What is interesting about this graph that hasn't yet been commented on is the 150g of CO2/mile driven that are the baseline for all plug-in hybrid electric vehicles in the study. If we consider however, moving to a 100% electric vehicle then in theory emissions can be zero if sourced from renewable electricity. Given that most trips are within the range of electric vehicles, why keep the internal combustion engine at all (after all, its heavy). If you want to travel further, then put a small generator on a trailer whenever you're going on holiday.

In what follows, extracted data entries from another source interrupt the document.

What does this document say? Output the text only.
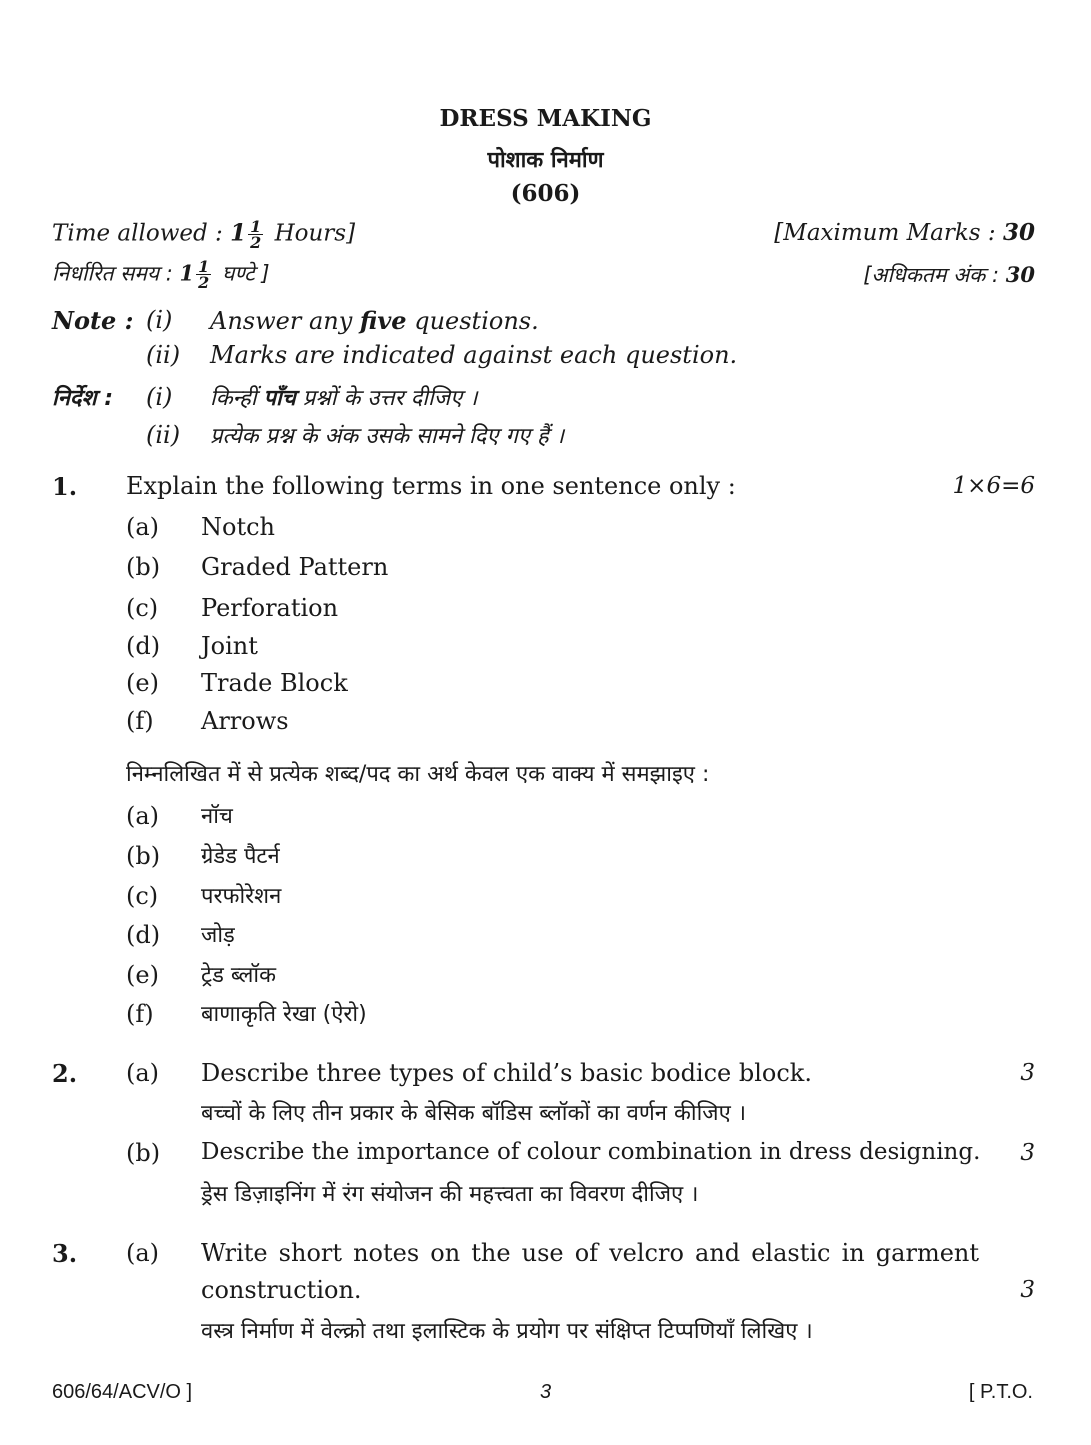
DRESS MAKING
पोशाक निर्माण
(606)
Time allowed : $1 \frac{1}{2}$ Hours]	[Maximum Marks : 30
निर्धारित समय : $1 \frac{1}{2}$ घण्टे ]	[अधिकतम अंक : 30
Note : (i) Answer any five questions.
(ii) Marks are indicated against each question.
निर्देश : (i) किन्हीं पाँच प्रश्नों के उत्तर दीजिए ।
(ii) प्रत्येक प्रश्न के अंक उसके सामने दिए गए हैं ।
1. Explain the following terms in one sentence only :	1×6=6
(a) Notch
(b) Graded Pattern
(c) Perforation
(d) Joint
(e) Trade Block
(f) Arrows
निम्नलिखित में से प्रत्येक शब्द/पद का अर्थ केवल एक वाक्य में समझाइए :
(a) नॉच
(b) ग्रेडेड पैटर्न
(c) परफोरेशन
(d) जोड़
(e) ट्रेड ब्लॉक
(f) बाणाकृति रेखा (ऐरो)
2. (a) Describe three types of child’s basic bodice block.	3
बच्चों के लिए तीन प्रकार के बेसिक बॉडिस ब्लॉकों का वर्णन कीजिए ।
(b) Describe the importance of colour combination in dress designing. 3
ड्रेस डिज़ाइनिंग में रंग संयोजन की महत्त्वता का विवरण दीजिए ।
3. (a) Write short notes on the use of velcro and elastic in garment
construction.	3
वस्त्र निर्माण में वेल्क्रो तथा इलास्टिक के प्रयोग पर संक्षिप्त टिप्पणियाँ लिखिए ।
606/64/ACV/O ]	3	[ P.T.O.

The basic premise behind advocating charging hybrids at night is faulty. It is true that coal-filed plants aren't quickly able to start up, so they keep operating 24/7, but when load drops off they certainly stop burning as much coal. And if load drops off enough, utilities will shut down a boiler, or even a whole plant. They don't keep generating the same amount of power and throw the excess away. That's nonsense both economically and physically. When load goes down, utilities cut back on power generation in the order of the cost of generating it. This should be obvious. First to get shut off are diesels (if they even have them), then gas-turbine peakers. And on down the line working towards the cheapest fuel, nuclear. By the way, they won't reach nuclear -- load never gets down that far; so nuclear plants stay at 100%. To reiterate, utilities back off coal & other non-renewables in order to keep nuclear plants at 100% power. Rest assured that, even during off-peak (i.e., night), the load you put on the grid to charge your car will come from the next most expensive source, probably coal. It won't ever be coming from solar, wind, or nuclear. These will already be at 100%. Nobody's cutting in another wind generator because somebody plugged their charger in.